- Directed by: Hari Kumar
- Screenplay by: Santhosh Aechikkanam
- Story by: Hari Kumar
- Produced by: M. C. Arun Sudeep Karakkat
- Starring: Unni Mukundan Lal
- Cinematography: M. J. Radhakrishnan
- Edited by: Vijaya Shankar
- Music by: M. Jayachandran
- Production company: Line of Colours
- Release date: December 2015 (IFFK);
- Running time: 118 minutes
- Country: India
- Language: Malayalam

= Kaattum Mazhayum =

Unreleased Indian film

Kaattum Mazhayum is an unreleased Indian Malayalam-language drama film directed by Hari Kumar and written by Santhosh Aechikkanam. The film stars Lal and Unni Mukundan, with Meera Nandan, Irshad, Praveena, Mamukoya, Sudheesh, Balachandran Chulllikkad, Maala Parvathi, and Swasika in supporting roles. Music was composed by M. Jayachandran.

==Plot==
Jayanarayanan is a Brahmin boy from a financially poor family. On the other hand, Haajiyar is a Muslim man from a higher financial background who is suffering from kidney failure and is in need of a kidney transplant. Jayanarayanan is in need of money for his marriage and agrees to sell his kidney. However, Lal's relatives don't want him to get the kidney transplant, as they will get his property and money after his death.

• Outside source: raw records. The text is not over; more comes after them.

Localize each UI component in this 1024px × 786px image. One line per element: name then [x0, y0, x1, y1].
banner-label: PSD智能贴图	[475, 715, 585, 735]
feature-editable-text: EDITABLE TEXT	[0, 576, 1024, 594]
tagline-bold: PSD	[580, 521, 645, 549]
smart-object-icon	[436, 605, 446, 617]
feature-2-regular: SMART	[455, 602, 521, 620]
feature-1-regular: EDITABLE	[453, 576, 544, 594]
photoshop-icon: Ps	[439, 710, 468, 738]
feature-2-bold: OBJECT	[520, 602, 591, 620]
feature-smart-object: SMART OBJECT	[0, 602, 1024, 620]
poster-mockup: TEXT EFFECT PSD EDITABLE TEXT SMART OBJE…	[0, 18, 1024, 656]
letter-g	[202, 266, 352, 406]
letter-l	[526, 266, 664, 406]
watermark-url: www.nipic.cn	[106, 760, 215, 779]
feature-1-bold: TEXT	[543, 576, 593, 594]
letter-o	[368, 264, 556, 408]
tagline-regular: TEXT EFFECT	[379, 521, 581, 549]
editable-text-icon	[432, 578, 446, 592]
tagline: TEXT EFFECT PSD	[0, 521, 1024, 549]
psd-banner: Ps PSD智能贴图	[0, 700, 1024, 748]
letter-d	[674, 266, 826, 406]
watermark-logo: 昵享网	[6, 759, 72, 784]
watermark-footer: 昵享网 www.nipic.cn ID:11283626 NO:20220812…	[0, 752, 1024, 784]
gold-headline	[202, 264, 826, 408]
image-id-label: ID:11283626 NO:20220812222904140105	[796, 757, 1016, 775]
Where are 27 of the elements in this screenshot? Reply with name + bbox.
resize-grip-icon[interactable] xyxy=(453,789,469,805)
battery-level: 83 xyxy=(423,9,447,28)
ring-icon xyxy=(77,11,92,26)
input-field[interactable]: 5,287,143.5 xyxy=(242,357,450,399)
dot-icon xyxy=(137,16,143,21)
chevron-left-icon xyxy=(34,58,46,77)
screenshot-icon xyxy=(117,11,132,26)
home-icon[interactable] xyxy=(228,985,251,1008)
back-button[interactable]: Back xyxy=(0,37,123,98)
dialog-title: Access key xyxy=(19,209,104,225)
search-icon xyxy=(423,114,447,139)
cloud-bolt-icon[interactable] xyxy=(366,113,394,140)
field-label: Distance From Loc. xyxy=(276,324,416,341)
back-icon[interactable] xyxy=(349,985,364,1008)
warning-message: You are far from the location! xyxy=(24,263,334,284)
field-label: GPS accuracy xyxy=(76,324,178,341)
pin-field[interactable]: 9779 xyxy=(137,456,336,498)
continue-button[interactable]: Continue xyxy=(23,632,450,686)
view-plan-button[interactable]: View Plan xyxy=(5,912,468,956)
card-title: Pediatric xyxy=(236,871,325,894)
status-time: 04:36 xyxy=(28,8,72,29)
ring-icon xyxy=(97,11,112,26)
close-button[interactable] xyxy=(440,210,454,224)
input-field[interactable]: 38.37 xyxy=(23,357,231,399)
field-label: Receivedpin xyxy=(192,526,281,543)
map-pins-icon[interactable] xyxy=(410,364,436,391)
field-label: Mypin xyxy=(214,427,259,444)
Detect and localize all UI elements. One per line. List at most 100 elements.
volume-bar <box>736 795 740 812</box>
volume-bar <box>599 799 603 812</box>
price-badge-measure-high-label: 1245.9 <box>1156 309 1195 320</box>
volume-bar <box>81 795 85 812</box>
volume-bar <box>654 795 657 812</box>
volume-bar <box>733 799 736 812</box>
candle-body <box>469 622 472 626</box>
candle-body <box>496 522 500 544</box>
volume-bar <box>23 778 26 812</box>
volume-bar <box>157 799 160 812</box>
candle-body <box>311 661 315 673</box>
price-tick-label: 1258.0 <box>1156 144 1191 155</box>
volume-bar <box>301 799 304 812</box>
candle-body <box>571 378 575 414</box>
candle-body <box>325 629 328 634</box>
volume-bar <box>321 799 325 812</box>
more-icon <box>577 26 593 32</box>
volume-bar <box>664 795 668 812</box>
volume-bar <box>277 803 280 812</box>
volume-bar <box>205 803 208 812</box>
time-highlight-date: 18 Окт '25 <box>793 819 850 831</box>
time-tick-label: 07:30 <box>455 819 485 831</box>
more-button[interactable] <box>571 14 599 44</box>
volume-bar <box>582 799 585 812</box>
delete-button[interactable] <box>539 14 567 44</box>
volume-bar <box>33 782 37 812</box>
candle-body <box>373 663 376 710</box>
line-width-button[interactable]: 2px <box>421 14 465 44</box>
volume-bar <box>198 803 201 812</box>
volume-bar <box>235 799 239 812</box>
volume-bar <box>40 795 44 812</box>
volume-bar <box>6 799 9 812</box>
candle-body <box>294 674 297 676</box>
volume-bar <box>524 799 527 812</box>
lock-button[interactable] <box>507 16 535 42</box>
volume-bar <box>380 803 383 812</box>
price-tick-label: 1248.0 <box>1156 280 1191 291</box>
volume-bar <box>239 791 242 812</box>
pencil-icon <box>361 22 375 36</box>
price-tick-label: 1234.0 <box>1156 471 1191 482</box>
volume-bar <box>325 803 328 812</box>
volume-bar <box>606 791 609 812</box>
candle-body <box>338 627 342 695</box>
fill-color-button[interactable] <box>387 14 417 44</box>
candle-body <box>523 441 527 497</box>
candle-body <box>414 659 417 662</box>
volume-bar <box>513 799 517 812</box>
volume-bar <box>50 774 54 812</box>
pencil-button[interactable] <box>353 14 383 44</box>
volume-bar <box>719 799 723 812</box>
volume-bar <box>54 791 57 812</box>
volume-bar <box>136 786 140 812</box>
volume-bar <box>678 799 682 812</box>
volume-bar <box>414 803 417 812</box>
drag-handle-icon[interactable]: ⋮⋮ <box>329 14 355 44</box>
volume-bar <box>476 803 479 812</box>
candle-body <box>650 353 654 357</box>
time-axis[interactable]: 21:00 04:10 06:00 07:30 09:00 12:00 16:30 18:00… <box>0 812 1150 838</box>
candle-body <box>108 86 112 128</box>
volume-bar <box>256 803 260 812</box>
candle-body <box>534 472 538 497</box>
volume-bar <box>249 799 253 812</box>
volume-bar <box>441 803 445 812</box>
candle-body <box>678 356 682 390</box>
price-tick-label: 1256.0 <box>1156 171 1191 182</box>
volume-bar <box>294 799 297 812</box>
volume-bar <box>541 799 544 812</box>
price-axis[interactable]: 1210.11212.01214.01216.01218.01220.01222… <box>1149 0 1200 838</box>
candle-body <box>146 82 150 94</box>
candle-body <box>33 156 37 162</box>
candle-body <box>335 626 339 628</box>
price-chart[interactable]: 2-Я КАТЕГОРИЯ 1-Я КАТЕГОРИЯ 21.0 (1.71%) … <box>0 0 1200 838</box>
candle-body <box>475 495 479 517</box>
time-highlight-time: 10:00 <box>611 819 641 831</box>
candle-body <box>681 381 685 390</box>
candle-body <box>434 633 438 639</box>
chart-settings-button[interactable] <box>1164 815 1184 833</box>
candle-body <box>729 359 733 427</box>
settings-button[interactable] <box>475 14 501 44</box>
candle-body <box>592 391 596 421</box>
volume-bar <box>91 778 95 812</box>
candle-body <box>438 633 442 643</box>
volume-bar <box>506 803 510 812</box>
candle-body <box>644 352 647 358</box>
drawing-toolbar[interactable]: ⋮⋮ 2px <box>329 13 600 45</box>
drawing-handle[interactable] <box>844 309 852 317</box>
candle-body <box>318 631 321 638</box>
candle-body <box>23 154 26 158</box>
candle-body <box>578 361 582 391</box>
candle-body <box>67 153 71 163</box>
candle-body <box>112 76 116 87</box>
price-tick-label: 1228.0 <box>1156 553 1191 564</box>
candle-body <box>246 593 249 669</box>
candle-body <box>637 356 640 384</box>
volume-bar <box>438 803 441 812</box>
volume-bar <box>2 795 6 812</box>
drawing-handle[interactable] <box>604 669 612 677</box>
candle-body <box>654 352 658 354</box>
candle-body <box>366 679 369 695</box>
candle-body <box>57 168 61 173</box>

The relatives delay the transplantation by saying that an organ from a Brahmin boy cannot be taken by a Muslim, as it is not religiously correct. They ask Jayanarayanan to become Muslim in order to give the organ. Jayanarayanan agrees on the conversion, as he badly needs money for the marriage.

In the end, Lal is no longer alive when Jayanarayanan comes to Lal's home soon after converting to Islam. However, in a twist, it is shown that before Lal died, he had already given a cheque to his servant to hand over to Jayanarayanan for the financial toll his marriage took.

==Cast==
- Unni Mukundan as Jayanarayanan
- Lal as Haajiyar
- Meera Nandan as Anjali
- Praveena as Deepa
- Irshad
- Mamukoya
- Sudheesh
- Swasika
- Balachandran Chulllikad
- Maala Parvathi
- Master Kashi

==Accolades==
- Kerala State Film Award
- 2016: Best Story - Hari Kumar

- 11th Habitat International Film Festival, New Delhi
- 2016: Screening

- International Film Festival of Kerala
- 2015: Screening

==Plagiarism allegation==
In 2016, Hari Kumar won the Kerala State Film Award for Best Story. However, following the award announcement, screenwriter Najeem Koya alleged that Kumar had plagiarized his story, which he had shared with him in 2013. According to Koya, Kumar had signed an agreement to credit him and provide ₹25,000 as remuneration after a complaint was filed with FEFKA. Kumar denied the allegations, asserting that the story was "101 percent" his own. He acknowledged that Koya had shared a "gist" with him during a brief encounter lasting two minutes. Kumar added that "we reached a compromise and I promised that I would give him the concept credit. Is it possible for a person to narrate a story in one minute?".